No, that’s not fair. Randy had become a symbol of my hometown—a place whose tragically limited opportunities condemned its denizens to lives of quiet despair and early death. I not infrequently felt selfish in making sure I made a clean break from Dunsmuir. But I had my hands sufficiently full making my own declaration of independence: how would I be able to drag others with me, whether it be Randy or my parents or anyone else?

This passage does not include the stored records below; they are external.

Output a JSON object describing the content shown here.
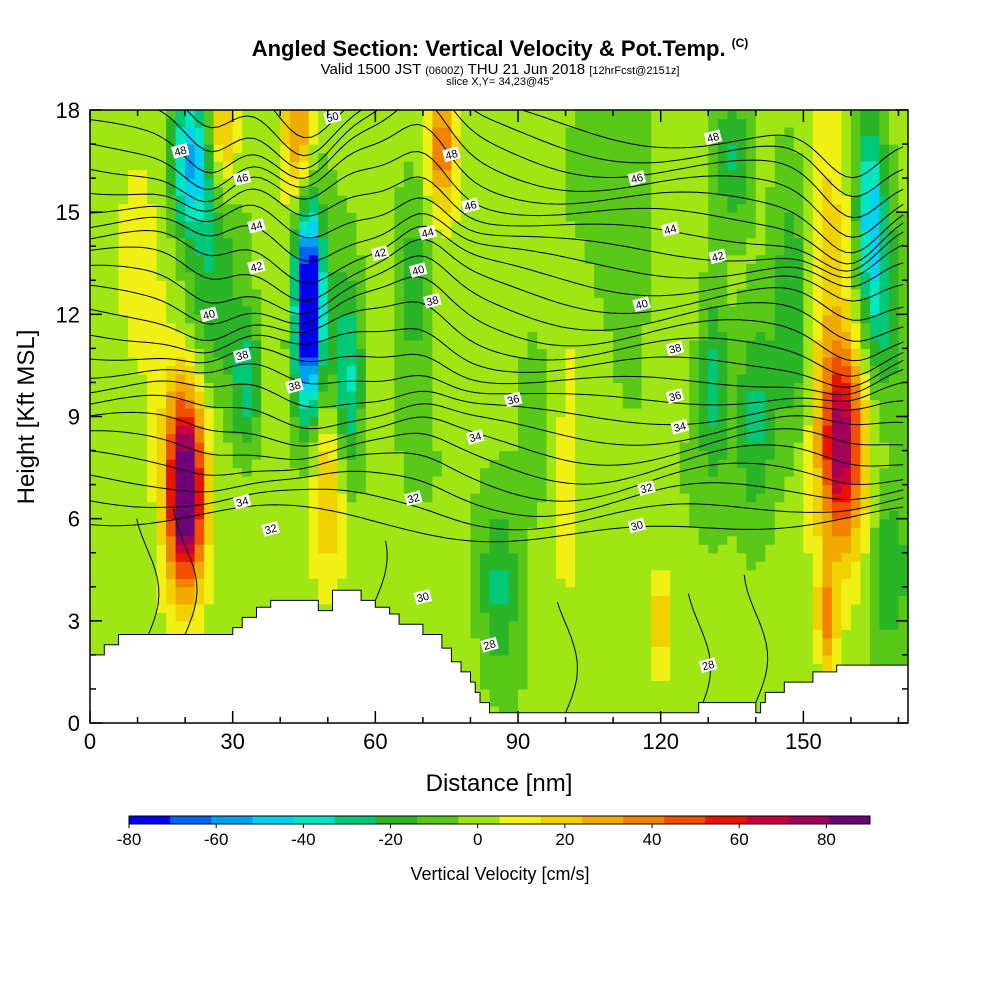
{
  "chart_data": {
    "type": "heatmap",
    "title": "Angled Section: Vertical Velocity & Pot.Temp.",
    "title_units": "(C)",
    "subtitle_main": "Valid 1500 JST",
    "subtitle_utc": "(0600Z)",
    "subtitle_date": "THU 21 Jun 2018",
    "subtitle_forecast": "[12hrFcst@2151z]",
    "slice_label": "slice X,Y= 34,23@45°",
    "xlabel": "Distance [nm]",
    "ylabel": "Height [Kft MSL]",
    "xlim": [
      0,
      172
    ],
    "ylim": [
      0,
      18
    ],
    "x_ticks": [
      0,
      30,
      60,
      90,
      120,
      150
    ],
    "y_ticks": [
      0,
      3,
      6,
      9,
      12,
      15,
      18
    ],
    "colorbar": {
      "title": "Vertical Velocity [cm/s]",
      "ticks": [
        -80,
        -60,
        -40,
        -20,
        0,
        20,
        40,
        60,
        80
      ],
      "bins": [
        -80,
        -70,
        -60,
        -50,
        -40,
        -30,
        -20,
        -10,
        0,
        10,
        20,
        30,
        40,
        50,
        60,
        70,
        80,
        90
      ],
      "colors": [
        "#0000f0",
        "#0064f0",
        "#00a0f0",
        "#00d2f0",
        "#00e6c0",
        "#00c878",
        "#2ab428",
        "#5ac818",
        "#a0e614",
        "#f0f014",
        "#f0d200",
        "#f0aa00",
        "#f08200",
        "#f05000",
        "#e61400",
        "#c8003c",
        "#a0005a",
        "#6e0078"
      ]
    },
    "vertical_velocity_cells": [
      {
        "x": 20,
        "y": 6.8,
        "sx": 3.5,
        "sy": 2.5,
        "w": 90
      },
      {
        "x": 20,
        "y": 7.5,
        "sx": 6,
        "sy": 4,
        "w": 30
      },
      {
        "x": 158,
        "y": 8.3,
        "sx": 4,
        "sy": 2.5,
        "w": 65
      },
      {
        "x": 158,
        "y": 7.5,
        "sx": 7,
        "sy": 4.5,
        "w": 20
      },
      {
        "x": 46,
        "y": 12.3,
        "sx": 2.5,
        "sy": 2.5,
        "w": -75
      },
      {
        "x": 46,
        "y": 11.5,
        "sx": 4,
        "sy": 4,
        "w": -35
      },
      {
        "x": 54,
        "y": 10,
        "sx": 3,
        "sy": 3,
        "w": -40
      },
      {
        "x": 21,
        "y": 16.5,
        "sx": 4,
        "sy": 2,
        "w": -50
      },
      {
        "x": 25,
        "y": 13,
        "sx": 6,
        "sy": 4,
        "w": -25
      },
      {
        "x": 33,
        "y": 10,
        "sx": 3,
        "sy": 2,
        "w": -30
      },
      {
        "x": 164,
        "y": 15,
        "sx": 3,
        "sy": 3,
        "w": -45
      },
      {
        "x": 167,
        "y": 12,
        "sx": 4,
        "sy": 3,
        "w": -25
      },
      {
        "x": 135,
        "y": 16.5,
        "sx": 4,
        "sy": 2,
        "w": -25
      },
      {
        "x": 148,
        "y": 12,
        "sx": 4,
        "sy": 4,
        "w": -25
      },
      {
        "x": 140,
        "y": 9,
        "sx": 4,
        "sy": 3,
        "w": -25
      },
      {
        "x": 131,
        "y": 10,
        "sx": 3,
        "sy": 3,
        "w": -25
      },
      {
        "x": 86,
        "y": 4,
        "sx": 4,
        "sy": 2.5,
        "w": -25
      },
      {
        "x": 110,
        "y": 14,
        "sx": 8,
        "sy": 5,
        "w": -15
      },
      {
        "x": 68,
        "y": 13,
        "sx": 4,
        "sy": 3,
        "w": -20
      },
      {
        "x": 96,
        "y": 9,
        "sx": 7,
        "sy": 4,
        "w": -10
      },
      {
        "x": 168,
        "y": 4.5,
        "sx": 4,
        "sy": 2.5,
        "w": -25
      },
      {
        "x": 74,
        "y": 17,
        "sx": 3,
        "sy": 2,
        "w": 45
      },
      {
        "x": 44,
        "y": 17.5,
        "sx": 3,
        "sy": 2,
        "w": 40
      },
      {
        "x": 28,
        "y": 17.5,
        "sx": 3,
        "sy": 2,
        "w": 35
      },
      {
        "x": 155,
        "y": 14,
        "sx": 5,
        "sy": 4,
        "w": 25
      },
      {
        "x": 104,
        "y": 12,
        "sx": 10,
        "sy": 3,
        "w": 12
      },
      {
        "x": 100,
        "y": 7,
        "sx": 3,
        "sy": 4,
        "w": 15
      },
      {
        "x": 120,
        "y": 3,
        "sx": 2.5,
        "sy": 1.5,
        "w": 25
      },
      {
        "x": 155,
        "y": 3,
        "sx": 2,
        "sy": 1.5,
        "w": 40
      },
      {
        "x": 50,
        "y": 7,
        "sx": 4,
        "sy": 3,
        "w": 30
      },
      {
        "x": 10,
        "y": 13,
        "sx": 6,
        "sy": 5,
        "w": 8
      },
      {
        "x": 40,
        "y": 14,
        "sx": 5,
        "sy": 4,
        "w": 10
      }
    ],
    "theta_label_positions": [
      {
        "text": "50",
        "x": 51,
        "y": 17.8
      },
      {
        "text": "48",
        "x": 19,
        "y": 16.8
      },
      {
        "text": "48",
        "x": 76,
        "y": 16.7
      },
      {
        "text": "48",
        "x": 131,
        "y": 17.2
      },
      {
        "text": "46",
        "x": 32,
        "y": 16
      },
      {
        "text": "46",
        "x": 80,
        "y": 15.2
      },
      {
        "text": "46",
        "x": 115,
        "y": 16
      },
      {
        "text": "44",
        "x": 35,
        "y": 14.6
      },
      {
        "text": "44",
        "x": 71,
        "y": 14.4
      },
      {
        "text": "44",
        "x": 122,
        "y": 14.5
      },
      {
        "text": "42",
        "x": 35,
        "y": 13.4
      },
      {
        "text": "42",
        "x": 61,
        "y": 13.8
      },
      {
        "text": "42",
        "x": 132,
        "y": 13.7
      },
      {
        "text": "40",
        "x": 25,
        "y": 12
      },
      {
        "text": "40",
        "x": 69,
        "y": 13.3
      },
      {
        "text": "40",
        "x": 116,
        "y": 12.3
      },
      {
        "text": "38",
        "x": 32,
        "y": 10.8
      },
      {
        "text": "38",
        "x": 72,
        "y": 12.4
      },
      {
        "text": "38",
        "x": 43,
        "y": 9.9
      },
      {
        "text": "38",
        "x": 123,
        "y": 11
      },
      {
        "text": "36",
        "x": 89,
        "y": 9.5
      },
      {
        "text": "36",
        "x": 123,
        "y": 9.6
      },
      {
        "text": "34",
        "x": 81,
        "y": 8.4
      },
      {
        "text": "34",
        "x": 124,
        "y": 8.7
      },
      {
        "text": "34",
        "x": 32,
        "y": 6.5
      },
      {
        "text": "32",
        "x": 68,
        "y": 6.6
      },
      {
        "text": "32",
        "x": 117,
        "y": 6.9
      },
      {
        "text": "32",
        "x": 38,
        "y": 5.7
      },
      {
        "text": "30",
        "x": 115,
        "y": 5.8
      },
      {
        "text": "30",
        "x": 70,
        "y": 3.7
      },
      {
        "text": "28",
        "x": 84,
        "y": 2.3
      },
      {
        "text": "28",
        "x": 130,
        "y": 1.7
      }
    ],
    "theta_lines_left_start": [
      18.1,
      17.6,
      17.1,
      16.6,
      16.1,
      15.6,
      15.1,
      14.6,
      14.1,
      13.6,
      13.1,
      12.6,
      12.1,
      11.6,
      11.1,
      10.6,
      10.1,
      9.6,
      9.1,
      8.6,
      8.1,
      7.6,
      7.1,
      6.6,
      6.1
    ],
    "terrain_profile": [
      [
        0,
        2.0
      ],
      [
        3,
        2.0
      ],
      [
        3,
        2.3
      ],
      [
        6,
        2.3
      ],
      [
        6,
        2.6
      ],
      [
        30,
        2.6
      ],
      [
        30,
        2.8
      ],
      [
        32,
        2.8
      ],
      [
        32,
        3.1
      ],
      [
        35,
        3.1
      ],
      [
        35,
        3.4
      ],
      [
        38,
        3.4
      ],
      [
        38,
        3.6
      ],
      [
        48,
        3.6
      ],
      [
        48,
        3.3
      ],
      [
        51,
        3.3
      ],
      [
        51,
        3.9
      ],
      [
        57,
        3.9
      ],
      [
        57,
        3.6
      ],
      [
        60,
        3.6
      ],
      [
        60,
        3.4
      ],
      [
        63,
        3.4
      ],
      [
        63,
        3.2
      ],
      [
        65,
        3.2
      ],
      [
        65,
        2.9
      ],
      [
        70,
        2.9
      ],
      [
        70,
        2.6
      ],
      [
        74,
        2.6
      ],
      [
        74,
        2.2
      ],
      [
        76,
        2.2
      ],
      [
        76,
        1.8
      ],
      [
        78,
        1.8
      ],
      [
        78,
        1.5
      ],
      [
        80,
        1.5
      ],
      [
        80,
        1.2
      ],
      [
        81,
        1.2
      ],
      [
        81,
        0.9
      ],
      [
        82,
        0.9
      ],
      [
        82,
        0.6
      ],
      [
        84,
        0.6
      ],
      [
        84,
        0.3
      ],
      [
        128,
        0.3
      ],
      [
        128,
        0.6
      ],
      [
        140,
        0.6
      ],
      [
        140,
        0.3
      ],
      [
        141,
        0.3
      ],
      [
        141,
        0.6
      ],
      [
        142,
        0.6
      ],
      [
        142,
        0.9
      ],
      [
        146,
        0.9
      ],
      [
        146,
        1.2
      ],
      [
        152,
        1.2
      ],
      [
        152,
        1.5
      ],
      [
        157,
        1.5
      ],
      [
        157,
        1.7
      ],
      [
        172,
        1.7
      ]
    ]
  }
}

So the letters and phone calls stopped. I had casual involvements with various men at college, but they led nowhere. That didn’t disturb me, for I wasn’t looking forward to early marriage and the narrowing of horizons that can frequently bring with it. Meanwhile, I worked hard on my chemistry degree and had some hope of making a career of it. The death of my father put more than a damper on things, and my mother’s failure to attend my graduation didn’t help; but I walked away with that degree in hand and felt that there were abundant opportunities for me.
And yet, here I was, back in Dunsmuir. Maybe it would only be for the summer, as I hunted for a full-time job. But was it possible that this town had so deeply entered into the fabric of my being that it would never let me escape?